CICUTA CON ALMÍBAR. Por Ana María Tomás.
Se conocieron en un crucero para singles. Almas todas solitarias de pareja. Algunas por elección propia, otras por imposición. Algunas felices de haberse sacudido de su vida, por fin, al capullo o a la insufrible de turno; otras, angustiadas por haber perdido el amor, dolidas por la traición de la infidelidad o el zarpazo de la muerte.
A pesar de estar de vacaciones, ella buscaba refugio cada mañana, tras el abundante desayuno en el buffet libre. Lo hallaba en un apartado lugar en una de las cubiertas. ¿Para qué? Para escribir algo en un cuaderno o meterle el ojo a algún libro. Él la observaba a cierta distancia. Claro que había hablado con ella en varias ocasiones. Le gustó desde el primer momento que le dijo: “Hola, soy Mara”. De eso se trataba en ese tipo de viajes: de intercambiar impresiones, de ver si se encaja con los gustos o la personalidad de alguien y, desde luego, de olvidar redes sociales para entrar de lleno en el olvidado trato cuerpo a cuerpo. Alguna vez, a la hora de comer, intentó sentarse junto a ella, pero había algo que lo detenía, se la veía con una clase de la que él se sabía carente, y se la escuchaba hablando con palabras que él deducía por el contexto pero que no sabía realmente su significado.
Ambos sonrieron al verse tan complementados y de inmediato hicieron pareja durante toda la noche
Una de las noches, en el estipulado “baile años 80”, la fortuna quiso unirlos a través de sus disfraces. Él había elegido el de Tony Manero, protagonista de la película Fiebre de sábado noche y ella, a su vez, llevaba justo el de su compañera de baile Stephanie Mangano. Ambos sonrieron al verse tan complementados y de inmediato hicieron pareja durante toda la noche. Él, ducho en academias de bailes de salón y bastante más grandote que ella, la abrazaba, volteaba, la hacía girar en enredos de brazos impensables y ella, sorprendida y envanecida, se dejaba llevar feliz. Como en las mejores películas, la noche terminó con una larga conversación sobre el tortuoso proceso de separación de ella, la confesión sobre su deseo de volver a confiar en los hombres, en el amor… Y la confidencia de él sobre su dura infancia, huérfano de madre, la rudeza de su trabajo como agricultor desde los once años, la soledad de las noches en el campo, de su desconocimiento del amor… Y luego, como un largo puente que uniera un hipotético abismo que los separara, un apasionado beso a la puerta del camarote de ella.

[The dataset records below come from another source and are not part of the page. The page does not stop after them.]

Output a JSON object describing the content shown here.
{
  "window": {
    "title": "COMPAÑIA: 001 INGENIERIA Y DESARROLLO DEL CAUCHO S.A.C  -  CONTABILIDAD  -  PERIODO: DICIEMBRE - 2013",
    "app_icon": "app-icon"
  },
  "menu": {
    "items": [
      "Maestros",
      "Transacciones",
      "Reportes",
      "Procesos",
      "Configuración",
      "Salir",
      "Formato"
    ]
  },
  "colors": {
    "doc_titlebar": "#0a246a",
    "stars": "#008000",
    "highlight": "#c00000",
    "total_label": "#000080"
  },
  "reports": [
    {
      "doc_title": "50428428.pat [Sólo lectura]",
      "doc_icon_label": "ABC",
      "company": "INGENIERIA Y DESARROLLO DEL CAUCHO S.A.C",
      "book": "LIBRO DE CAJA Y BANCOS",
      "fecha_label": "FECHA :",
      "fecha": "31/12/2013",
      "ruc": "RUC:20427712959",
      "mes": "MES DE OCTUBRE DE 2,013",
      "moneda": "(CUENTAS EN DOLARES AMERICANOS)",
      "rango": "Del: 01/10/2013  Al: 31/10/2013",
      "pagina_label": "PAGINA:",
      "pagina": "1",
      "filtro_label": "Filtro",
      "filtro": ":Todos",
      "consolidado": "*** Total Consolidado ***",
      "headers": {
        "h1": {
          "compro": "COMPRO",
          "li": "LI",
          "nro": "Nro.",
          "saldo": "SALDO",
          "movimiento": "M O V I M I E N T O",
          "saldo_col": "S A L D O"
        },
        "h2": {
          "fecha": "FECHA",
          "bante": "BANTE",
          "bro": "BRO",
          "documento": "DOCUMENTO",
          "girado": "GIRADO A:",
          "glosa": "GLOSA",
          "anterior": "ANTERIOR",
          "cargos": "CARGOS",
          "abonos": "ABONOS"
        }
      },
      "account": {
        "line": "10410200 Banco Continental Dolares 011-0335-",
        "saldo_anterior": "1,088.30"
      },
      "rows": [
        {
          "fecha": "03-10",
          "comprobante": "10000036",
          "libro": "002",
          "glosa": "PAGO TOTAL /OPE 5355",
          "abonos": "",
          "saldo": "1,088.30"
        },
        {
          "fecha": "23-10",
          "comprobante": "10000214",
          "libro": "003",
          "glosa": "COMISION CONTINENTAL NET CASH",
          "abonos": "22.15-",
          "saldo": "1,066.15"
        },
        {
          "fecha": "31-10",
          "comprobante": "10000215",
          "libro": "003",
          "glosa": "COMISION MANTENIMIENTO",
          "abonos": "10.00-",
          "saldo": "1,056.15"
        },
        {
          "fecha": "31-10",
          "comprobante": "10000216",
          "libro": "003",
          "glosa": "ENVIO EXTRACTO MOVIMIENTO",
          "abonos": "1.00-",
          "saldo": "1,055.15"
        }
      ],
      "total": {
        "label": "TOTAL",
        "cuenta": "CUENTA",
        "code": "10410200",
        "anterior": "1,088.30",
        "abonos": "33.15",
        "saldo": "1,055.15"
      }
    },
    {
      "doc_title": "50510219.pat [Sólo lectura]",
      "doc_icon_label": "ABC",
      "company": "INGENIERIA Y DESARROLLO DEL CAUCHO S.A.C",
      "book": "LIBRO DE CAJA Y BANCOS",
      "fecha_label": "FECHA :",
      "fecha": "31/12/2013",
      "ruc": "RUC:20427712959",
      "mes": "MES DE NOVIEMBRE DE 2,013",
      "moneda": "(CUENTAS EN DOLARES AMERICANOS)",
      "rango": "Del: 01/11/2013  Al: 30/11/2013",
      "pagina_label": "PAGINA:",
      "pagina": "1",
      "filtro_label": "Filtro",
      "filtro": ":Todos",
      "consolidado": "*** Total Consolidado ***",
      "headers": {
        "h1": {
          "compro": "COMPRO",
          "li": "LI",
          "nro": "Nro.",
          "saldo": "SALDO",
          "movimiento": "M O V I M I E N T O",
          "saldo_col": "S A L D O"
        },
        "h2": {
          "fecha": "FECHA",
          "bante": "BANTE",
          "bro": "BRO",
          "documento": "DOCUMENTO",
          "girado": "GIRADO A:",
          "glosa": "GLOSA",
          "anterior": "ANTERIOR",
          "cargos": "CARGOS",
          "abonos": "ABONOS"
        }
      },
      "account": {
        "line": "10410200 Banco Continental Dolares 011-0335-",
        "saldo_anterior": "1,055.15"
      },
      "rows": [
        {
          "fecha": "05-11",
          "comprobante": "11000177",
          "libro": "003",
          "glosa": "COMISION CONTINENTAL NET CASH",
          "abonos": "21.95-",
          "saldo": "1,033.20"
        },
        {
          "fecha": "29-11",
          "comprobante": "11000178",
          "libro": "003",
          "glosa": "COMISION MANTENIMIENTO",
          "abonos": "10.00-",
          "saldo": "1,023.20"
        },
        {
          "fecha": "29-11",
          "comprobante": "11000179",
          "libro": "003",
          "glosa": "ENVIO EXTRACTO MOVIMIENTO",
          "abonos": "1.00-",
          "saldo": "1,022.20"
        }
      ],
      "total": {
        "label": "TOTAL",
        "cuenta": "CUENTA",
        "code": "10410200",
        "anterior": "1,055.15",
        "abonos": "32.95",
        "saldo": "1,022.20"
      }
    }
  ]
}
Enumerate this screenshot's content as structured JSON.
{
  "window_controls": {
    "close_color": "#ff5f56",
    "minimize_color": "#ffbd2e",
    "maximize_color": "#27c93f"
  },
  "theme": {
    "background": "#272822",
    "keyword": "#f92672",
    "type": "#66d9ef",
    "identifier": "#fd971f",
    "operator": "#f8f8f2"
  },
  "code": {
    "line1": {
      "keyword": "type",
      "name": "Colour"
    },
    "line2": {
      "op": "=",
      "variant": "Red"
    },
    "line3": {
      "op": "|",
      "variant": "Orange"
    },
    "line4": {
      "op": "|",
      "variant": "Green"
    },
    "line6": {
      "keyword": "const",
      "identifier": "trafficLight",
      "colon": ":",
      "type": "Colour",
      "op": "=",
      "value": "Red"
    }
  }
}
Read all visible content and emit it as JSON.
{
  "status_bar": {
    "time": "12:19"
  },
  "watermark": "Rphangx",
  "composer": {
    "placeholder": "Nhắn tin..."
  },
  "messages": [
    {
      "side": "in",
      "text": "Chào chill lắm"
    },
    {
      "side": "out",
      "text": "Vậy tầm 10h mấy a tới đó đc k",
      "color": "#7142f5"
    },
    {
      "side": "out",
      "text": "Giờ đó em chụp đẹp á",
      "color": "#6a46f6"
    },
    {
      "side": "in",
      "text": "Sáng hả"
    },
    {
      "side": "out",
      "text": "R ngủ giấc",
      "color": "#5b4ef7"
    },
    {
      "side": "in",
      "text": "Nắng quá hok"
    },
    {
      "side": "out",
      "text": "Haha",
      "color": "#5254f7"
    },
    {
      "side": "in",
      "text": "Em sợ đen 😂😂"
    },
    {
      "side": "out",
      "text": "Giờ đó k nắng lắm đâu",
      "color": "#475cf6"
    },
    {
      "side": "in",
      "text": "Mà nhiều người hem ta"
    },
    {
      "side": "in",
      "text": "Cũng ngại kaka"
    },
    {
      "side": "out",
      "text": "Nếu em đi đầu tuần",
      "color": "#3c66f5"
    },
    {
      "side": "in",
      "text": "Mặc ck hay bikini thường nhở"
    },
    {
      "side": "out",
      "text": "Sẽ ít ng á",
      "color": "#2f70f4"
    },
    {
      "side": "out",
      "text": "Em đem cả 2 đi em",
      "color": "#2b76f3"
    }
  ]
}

Los días posteriores en el crucero fueron como un idílico viaje de novios. Se buscaban ilusionados entre el resto de personas que desaparecían por completo cuando ellos se juntaban. Ella acariciaba los callos en las manos de él y él la mimaba como a una flor de invernadero.
Podrían verse sin dificultad alguna. Sus residencias respectivas apenas distaban unos pocos kilómetros.
“No me estarás diciendo en serio que piensas salir con este tío, ¿verdad?” “¿No te va a dar vergüenza presentarlo al claustro de compañeros de universidad?”, fue lo más suave que le estamparon algunas de sus amigas la tarde que se lo presentó. Y las miradas de sus colegas iban destejiendo a una velocidad de vértigo todos los proyectos que habían hilado juntos en un crucero sin prejuicios.
“Hay barcos preparados que pueden cruzar casi cualquier océano, pero es peligroso intentar navegarlos con una colchoneta hinchable”, fue lo que él se dijo cuando días después ella lo llamó para hablarle de abismos infranqueables.